On your fix; it turns out that I was running the new code, but it was not 
executing it. I didn't have commons-logging in the classpath, and the 
catch(Throwable t) { } was hiding that. Is there any reason for that try/catch? 
Can we remove it?

On 1)....

This is a tricky one. Oracle's DATE type can contain both date and time parts. 
Its TIMESTAMP type lets you get down to milliseconds (and to smaller units than 
JDBC types usually handle). So DATE -> java.sql.Timestamp is completely correct 
from a mapping point of view. I think there's nothing more to do here -  people 
have to know about the database they're dealing with to use DynaBeans.

2) Obvious solutions to this are:

  i) Fix JDBC driver. Could start another project to make a 'fix the stinking 
oracle jdbc driver via a wrapper'. Have always had an urge to do that :)

 ii) Convert the oracle.sql.TIMESTAMP to a java.sql.Timestamp. The problem here 
is that this means a) changing JDBCDynaClass so that createDynaProperty 
silently converts oracle.sql.TIMESTAMP to java.sql.Timestamp; and secondly, 
that we then have a converter in place to do oracle.sql.TIMESTAMP to 
java.sql.Timestamp. The problem with that last step is that our converter is 
Class based and not String based.
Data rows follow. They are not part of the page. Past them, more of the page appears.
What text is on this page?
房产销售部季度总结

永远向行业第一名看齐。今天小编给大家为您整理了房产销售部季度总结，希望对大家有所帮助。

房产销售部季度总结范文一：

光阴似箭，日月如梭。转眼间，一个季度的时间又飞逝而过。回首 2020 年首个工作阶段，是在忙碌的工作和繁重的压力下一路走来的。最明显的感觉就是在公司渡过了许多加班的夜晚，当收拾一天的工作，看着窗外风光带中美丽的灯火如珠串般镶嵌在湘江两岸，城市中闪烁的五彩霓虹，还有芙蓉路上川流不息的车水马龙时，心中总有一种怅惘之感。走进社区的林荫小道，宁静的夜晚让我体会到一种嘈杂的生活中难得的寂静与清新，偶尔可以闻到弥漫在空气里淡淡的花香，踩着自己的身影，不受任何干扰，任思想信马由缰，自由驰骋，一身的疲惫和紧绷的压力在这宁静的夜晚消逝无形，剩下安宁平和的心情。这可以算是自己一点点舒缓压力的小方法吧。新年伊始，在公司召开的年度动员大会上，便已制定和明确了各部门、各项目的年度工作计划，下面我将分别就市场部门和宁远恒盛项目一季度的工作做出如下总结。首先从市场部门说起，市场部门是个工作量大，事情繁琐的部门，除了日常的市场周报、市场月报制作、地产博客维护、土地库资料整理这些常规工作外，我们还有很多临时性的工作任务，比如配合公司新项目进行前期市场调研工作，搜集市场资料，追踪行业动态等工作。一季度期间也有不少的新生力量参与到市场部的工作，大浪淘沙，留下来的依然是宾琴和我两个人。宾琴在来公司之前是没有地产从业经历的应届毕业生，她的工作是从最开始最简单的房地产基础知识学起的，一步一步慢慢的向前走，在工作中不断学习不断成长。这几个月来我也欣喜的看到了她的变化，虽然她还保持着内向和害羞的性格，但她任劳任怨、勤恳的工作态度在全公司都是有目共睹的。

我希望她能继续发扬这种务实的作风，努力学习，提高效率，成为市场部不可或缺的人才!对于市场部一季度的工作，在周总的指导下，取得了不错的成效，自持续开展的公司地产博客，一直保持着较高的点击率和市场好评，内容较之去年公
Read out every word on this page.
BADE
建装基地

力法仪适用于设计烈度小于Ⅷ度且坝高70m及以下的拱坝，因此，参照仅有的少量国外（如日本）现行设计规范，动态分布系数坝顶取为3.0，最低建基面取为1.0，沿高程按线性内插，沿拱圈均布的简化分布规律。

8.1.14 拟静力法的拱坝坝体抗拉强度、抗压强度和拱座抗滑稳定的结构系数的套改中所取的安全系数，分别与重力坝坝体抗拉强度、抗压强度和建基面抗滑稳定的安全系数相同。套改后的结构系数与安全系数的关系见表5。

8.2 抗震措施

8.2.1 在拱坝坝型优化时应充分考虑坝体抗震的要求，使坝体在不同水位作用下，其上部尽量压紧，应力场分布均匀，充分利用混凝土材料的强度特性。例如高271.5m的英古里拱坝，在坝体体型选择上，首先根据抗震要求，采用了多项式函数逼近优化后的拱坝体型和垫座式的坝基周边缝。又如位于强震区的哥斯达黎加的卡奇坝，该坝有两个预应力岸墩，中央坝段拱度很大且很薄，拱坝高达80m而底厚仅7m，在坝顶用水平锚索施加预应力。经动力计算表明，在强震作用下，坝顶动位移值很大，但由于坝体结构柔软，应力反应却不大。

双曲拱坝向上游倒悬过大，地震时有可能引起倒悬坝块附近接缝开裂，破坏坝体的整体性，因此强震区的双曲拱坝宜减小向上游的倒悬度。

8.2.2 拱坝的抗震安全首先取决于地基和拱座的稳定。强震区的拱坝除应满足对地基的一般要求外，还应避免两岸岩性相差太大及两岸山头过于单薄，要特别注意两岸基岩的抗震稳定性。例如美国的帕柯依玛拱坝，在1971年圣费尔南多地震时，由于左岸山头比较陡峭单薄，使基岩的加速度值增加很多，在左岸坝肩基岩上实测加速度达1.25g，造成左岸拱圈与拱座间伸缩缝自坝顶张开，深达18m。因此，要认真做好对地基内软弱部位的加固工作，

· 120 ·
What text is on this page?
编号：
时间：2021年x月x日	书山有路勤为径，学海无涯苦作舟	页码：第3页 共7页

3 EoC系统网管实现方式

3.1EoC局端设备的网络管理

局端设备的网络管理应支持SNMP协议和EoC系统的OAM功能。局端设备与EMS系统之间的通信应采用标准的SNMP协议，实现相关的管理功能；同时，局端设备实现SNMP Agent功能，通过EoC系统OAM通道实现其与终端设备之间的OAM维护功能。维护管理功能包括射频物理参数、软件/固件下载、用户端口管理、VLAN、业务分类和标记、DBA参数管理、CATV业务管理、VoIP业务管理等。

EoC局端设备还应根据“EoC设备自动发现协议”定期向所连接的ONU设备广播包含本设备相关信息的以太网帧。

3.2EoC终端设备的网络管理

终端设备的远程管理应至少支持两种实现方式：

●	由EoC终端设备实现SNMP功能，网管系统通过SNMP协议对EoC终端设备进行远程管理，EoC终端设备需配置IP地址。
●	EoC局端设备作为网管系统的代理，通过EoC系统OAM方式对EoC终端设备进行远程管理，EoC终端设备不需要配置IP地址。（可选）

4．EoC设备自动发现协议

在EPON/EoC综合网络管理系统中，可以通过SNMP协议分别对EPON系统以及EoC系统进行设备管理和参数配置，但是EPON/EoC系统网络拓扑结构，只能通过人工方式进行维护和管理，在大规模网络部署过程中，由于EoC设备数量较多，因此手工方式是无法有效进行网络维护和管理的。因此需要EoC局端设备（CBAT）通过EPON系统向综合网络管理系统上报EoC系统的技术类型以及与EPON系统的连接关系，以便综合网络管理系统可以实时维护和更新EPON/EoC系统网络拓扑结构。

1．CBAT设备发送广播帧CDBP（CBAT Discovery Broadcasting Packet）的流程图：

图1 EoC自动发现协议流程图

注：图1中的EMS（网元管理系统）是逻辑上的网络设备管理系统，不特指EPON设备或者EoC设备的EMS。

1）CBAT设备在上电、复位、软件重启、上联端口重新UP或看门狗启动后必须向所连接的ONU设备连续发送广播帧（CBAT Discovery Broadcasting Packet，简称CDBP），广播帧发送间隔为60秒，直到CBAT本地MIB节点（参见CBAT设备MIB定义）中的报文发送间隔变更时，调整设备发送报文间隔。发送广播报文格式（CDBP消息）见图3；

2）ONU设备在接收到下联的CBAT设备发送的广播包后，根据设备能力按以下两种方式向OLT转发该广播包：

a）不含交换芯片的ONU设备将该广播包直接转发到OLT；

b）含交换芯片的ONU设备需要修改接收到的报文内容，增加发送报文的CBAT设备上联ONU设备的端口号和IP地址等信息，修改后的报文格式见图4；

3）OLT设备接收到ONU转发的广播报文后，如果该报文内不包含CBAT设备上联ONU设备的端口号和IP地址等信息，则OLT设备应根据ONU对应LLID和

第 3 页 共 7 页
Still.... *playing with that idea*



> [beanutils] RowSetDynaClass fails to copy resulset to DynaBean with Oracle 
> 10g JDBC driver
> ------------------------------------------------------------------------------------------
>
>                 Key: BEANUTILS-142
>                 URL: https://issues.apache.org/jira/browse/BEANUTILS-142
>             Project: Commons BeanUtils
>          Issue Type: Bug
>          Components: DynaBean
>         Environment: Operating System: Windows XP
> Platform: All
>            Reporter: Li Zhang
>            Assignee: Henri Yandell
>             Fix For: 1.8.0
>
>         Attachments: beanutils-142-oracle-bug.patch, Beanutils-142.patch, 
> Play.java
>
>
> Beginning in Oracle 9.2, DATE is mapped to Date and TIMESTAMP is mapped to
> Timestamp. However if you were relying on DATE values to contain time
> information, there is a problem. When using Oracle 10g JDBC driver, the
> ResultSetMetaData.getColumnClassName returns java.sql.Timestamp but
> ResultSet.getObject(name).getClass() returns java.sql.Date. Obviously these 
> two
> do not match each other. When the RowSetDynaClass.copy function tries to set 
> the
> value to BasicDynaBean, it throws exception. Need a workaround.